I have two models, an SI (speaker independent) model, which is already trained, and an SD (speaker dependent) model (to be learned). At the beginning, they are the same. I want to adapt SI to a new speaker by minimizing CTC loss on SD data, starting from SI model. But since I do not want to overfit, I add a weighted KLD loss to the CTC, to prevent the adapted model to go too far from the SI model. The weighting factor is self.mu in the loss. The loss code looks like this:
import torch
from warp_ctc_pytorch import CTCLoss
from torch.nn import KLDivLoss as KLD
from torch.nn.functional import F
class CTC_KLD(nn.Module):
def init(self, mu):
super(CTC_KLD, self).init()
self.mu = mu
self.ctc_loss = CTCLoss(length_average = True)

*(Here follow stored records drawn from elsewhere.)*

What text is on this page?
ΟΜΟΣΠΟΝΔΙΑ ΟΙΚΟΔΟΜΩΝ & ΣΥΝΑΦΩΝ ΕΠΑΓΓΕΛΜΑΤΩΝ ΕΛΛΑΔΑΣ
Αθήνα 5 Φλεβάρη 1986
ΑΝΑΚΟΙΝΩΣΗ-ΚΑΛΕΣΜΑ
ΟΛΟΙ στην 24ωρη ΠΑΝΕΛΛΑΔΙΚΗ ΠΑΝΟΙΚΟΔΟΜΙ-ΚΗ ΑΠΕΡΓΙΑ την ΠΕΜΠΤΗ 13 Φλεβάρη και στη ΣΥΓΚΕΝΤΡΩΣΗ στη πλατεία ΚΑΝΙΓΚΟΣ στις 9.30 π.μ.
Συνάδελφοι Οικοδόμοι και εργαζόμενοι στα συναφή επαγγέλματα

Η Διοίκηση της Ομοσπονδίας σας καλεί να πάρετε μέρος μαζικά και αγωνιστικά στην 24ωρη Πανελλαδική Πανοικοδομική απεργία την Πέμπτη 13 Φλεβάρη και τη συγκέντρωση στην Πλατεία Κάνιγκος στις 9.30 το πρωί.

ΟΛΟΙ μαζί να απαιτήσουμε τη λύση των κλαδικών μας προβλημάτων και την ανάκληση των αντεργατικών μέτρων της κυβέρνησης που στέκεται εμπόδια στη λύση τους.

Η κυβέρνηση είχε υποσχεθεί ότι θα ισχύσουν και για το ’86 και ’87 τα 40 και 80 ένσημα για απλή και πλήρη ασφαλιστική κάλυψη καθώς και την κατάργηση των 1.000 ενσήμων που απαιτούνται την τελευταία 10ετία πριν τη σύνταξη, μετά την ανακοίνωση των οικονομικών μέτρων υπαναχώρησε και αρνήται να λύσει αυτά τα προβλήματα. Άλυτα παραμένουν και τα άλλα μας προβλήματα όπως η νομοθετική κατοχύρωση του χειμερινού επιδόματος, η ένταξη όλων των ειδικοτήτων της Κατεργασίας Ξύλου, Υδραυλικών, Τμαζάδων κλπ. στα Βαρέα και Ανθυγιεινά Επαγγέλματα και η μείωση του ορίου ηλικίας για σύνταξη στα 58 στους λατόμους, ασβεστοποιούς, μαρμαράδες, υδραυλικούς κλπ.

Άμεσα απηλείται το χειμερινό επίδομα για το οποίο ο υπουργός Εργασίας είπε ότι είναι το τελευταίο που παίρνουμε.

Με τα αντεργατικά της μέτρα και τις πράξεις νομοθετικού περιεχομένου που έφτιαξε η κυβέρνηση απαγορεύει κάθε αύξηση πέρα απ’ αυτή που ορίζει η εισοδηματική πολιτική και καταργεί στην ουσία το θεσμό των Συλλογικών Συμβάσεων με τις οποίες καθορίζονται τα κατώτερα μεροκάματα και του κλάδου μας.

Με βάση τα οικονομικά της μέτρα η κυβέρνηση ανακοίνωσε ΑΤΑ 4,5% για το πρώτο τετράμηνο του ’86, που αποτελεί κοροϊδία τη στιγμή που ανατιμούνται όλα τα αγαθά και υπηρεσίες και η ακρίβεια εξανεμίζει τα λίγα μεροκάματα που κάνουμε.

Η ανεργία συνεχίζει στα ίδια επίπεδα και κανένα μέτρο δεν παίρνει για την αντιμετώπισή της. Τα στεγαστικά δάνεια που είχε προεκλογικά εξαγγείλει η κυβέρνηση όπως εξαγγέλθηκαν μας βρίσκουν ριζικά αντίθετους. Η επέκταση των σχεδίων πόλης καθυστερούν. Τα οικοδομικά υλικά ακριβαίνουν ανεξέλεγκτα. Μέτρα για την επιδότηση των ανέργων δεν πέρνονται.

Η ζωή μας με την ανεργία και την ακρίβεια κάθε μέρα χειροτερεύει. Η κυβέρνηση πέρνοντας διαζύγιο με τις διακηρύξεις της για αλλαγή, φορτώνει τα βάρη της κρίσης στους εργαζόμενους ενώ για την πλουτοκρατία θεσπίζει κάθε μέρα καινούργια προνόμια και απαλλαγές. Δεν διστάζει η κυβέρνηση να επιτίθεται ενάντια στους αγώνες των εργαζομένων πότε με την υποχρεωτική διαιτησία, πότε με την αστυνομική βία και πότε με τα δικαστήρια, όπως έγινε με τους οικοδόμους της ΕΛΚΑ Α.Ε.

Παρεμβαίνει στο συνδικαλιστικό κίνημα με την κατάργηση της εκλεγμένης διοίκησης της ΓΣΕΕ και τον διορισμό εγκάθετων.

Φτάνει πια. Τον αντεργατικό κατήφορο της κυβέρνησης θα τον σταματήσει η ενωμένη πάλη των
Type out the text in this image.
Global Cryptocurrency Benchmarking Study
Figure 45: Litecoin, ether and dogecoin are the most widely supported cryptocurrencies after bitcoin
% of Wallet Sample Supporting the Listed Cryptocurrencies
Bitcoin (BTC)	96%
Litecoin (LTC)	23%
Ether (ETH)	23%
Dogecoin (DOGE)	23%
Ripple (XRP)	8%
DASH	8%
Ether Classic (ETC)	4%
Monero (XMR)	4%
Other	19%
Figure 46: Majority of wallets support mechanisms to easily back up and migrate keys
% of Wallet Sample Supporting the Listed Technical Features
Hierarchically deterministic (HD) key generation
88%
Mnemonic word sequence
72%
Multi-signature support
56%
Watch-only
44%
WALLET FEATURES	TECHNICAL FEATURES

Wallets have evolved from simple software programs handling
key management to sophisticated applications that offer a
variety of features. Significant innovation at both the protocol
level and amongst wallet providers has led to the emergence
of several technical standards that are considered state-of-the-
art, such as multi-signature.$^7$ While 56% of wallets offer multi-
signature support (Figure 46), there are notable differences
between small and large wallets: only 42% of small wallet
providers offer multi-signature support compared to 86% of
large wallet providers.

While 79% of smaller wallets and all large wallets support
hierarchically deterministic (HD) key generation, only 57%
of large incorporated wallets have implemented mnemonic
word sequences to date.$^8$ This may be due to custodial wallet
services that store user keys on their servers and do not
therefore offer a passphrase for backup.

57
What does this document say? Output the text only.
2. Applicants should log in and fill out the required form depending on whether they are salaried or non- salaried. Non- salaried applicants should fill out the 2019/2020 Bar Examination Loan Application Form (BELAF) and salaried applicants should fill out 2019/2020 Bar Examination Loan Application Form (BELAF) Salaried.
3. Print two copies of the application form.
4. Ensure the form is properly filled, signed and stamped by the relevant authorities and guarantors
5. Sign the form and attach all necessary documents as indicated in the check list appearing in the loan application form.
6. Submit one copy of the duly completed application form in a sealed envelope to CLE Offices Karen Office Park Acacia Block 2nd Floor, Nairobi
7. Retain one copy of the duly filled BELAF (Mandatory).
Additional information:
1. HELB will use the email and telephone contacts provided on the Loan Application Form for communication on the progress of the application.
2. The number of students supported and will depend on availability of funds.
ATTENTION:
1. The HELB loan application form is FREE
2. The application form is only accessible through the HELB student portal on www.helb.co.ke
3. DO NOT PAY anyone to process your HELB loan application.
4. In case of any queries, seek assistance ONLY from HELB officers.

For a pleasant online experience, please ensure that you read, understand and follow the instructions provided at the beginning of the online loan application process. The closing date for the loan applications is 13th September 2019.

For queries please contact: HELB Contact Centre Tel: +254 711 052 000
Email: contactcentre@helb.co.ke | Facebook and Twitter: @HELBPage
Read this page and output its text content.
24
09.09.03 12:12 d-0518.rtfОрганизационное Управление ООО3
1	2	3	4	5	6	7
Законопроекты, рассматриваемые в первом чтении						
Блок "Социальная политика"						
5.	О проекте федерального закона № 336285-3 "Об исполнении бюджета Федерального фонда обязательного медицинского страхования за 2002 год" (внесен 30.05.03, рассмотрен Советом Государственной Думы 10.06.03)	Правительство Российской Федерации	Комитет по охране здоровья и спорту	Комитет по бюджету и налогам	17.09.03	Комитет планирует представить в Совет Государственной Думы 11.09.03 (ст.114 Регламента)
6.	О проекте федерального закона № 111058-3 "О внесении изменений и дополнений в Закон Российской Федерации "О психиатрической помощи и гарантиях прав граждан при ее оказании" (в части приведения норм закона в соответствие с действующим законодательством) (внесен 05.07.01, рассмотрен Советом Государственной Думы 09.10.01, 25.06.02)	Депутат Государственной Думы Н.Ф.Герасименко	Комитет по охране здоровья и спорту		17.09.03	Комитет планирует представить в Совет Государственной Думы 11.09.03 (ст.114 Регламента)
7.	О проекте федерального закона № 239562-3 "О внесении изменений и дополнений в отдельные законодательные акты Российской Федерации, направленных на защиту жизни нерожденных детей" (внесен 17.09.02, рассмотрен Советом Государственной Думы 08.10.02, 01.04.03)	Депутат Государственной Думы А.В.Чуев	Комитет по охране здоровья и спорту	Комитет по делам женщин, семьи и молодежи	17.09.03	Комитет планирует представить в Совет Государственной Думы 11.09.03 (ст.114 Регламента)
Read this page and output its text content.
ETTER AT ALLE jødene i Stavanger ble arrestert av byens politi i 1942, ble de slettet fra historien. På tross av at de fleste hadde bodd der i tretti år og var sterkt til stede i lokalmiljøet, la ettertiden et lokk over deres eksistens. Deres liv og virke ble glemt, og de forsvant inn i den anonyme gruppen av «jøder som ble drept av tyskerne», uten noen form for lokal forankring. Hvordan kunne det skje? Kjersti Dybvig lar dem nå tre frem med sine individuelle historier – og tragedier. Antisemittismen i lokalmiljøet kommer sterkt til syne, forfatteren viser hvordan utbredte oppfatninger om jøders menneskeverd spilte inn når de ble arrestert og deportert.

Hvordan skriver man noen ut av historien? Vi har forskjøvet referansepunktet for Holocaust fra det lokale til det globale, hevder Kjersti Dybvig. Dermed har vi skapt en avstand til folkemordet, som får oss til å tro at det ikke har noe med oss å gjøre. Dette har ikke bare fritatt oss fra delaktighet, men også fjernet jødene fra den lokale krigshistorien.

self.KLD = KLD(size_average = False)
def forward(self, SI_logits, SD_logits, SD_targets, SD_target_sizes, input_sizes, input_sizes_list):
SD_logits_ctc = torch.transpose(SD_logits, 0, 1).contiguous() # SD_logits_ctc size: T, N, D
CTC_loss = self.ctc_loss(SD_logits_ctc, SD_targets, input_sizes, SD_target_sizes).type(torch.cuda.FloatTensor) # ctc loss
SI_logits = rnn_utils.pack_padded_sequence(SI_logits, input_sizes_list, batch_first = True).data
SD_logits_KL = rnn_utils.pack_padded_sequence(SD_logits, input_sizes_list, batch_first = True).data
batch_size = SI_logits.size(0)
log_probs_SD = F.log_softmax(SD_logits_KL, dim = 1)
probs_SI = F.softmax(SI_logits, dim = 1)
KLD_loss = self.KLD(log_probs_SD, probs_SI) / batch_size
loss = (1.0 - self.mu) * CTC_loss + self.mu * KLD_loss
return loss
In the main script, for an input variable x of size N, T, D, which contains N sequences from the new speaker, it first goes through both SI and SD models, to obtain SD_logits and SI_logits, then I detach SI_logits from the graph using SI_logits = SI_logits.detach(), since the SI model should not be updated. It only provides the targets for the KLD loss. Then, I pass SI_logits and SD_logits through the loss function.
In the above loss code, if I wrote loss = CTC_loss, then the training works fine. But when I wrote loss = 1.0 * CTC_loss + 0.0 * KLD_loss (in which self.mu = 0), the result (measured by word error rate in speech recognition) becomes very different than simply writing loss = CTC_loss, but they should be the same loss function (with only CTC_loss). Anyone has any ideas why they differ a lot?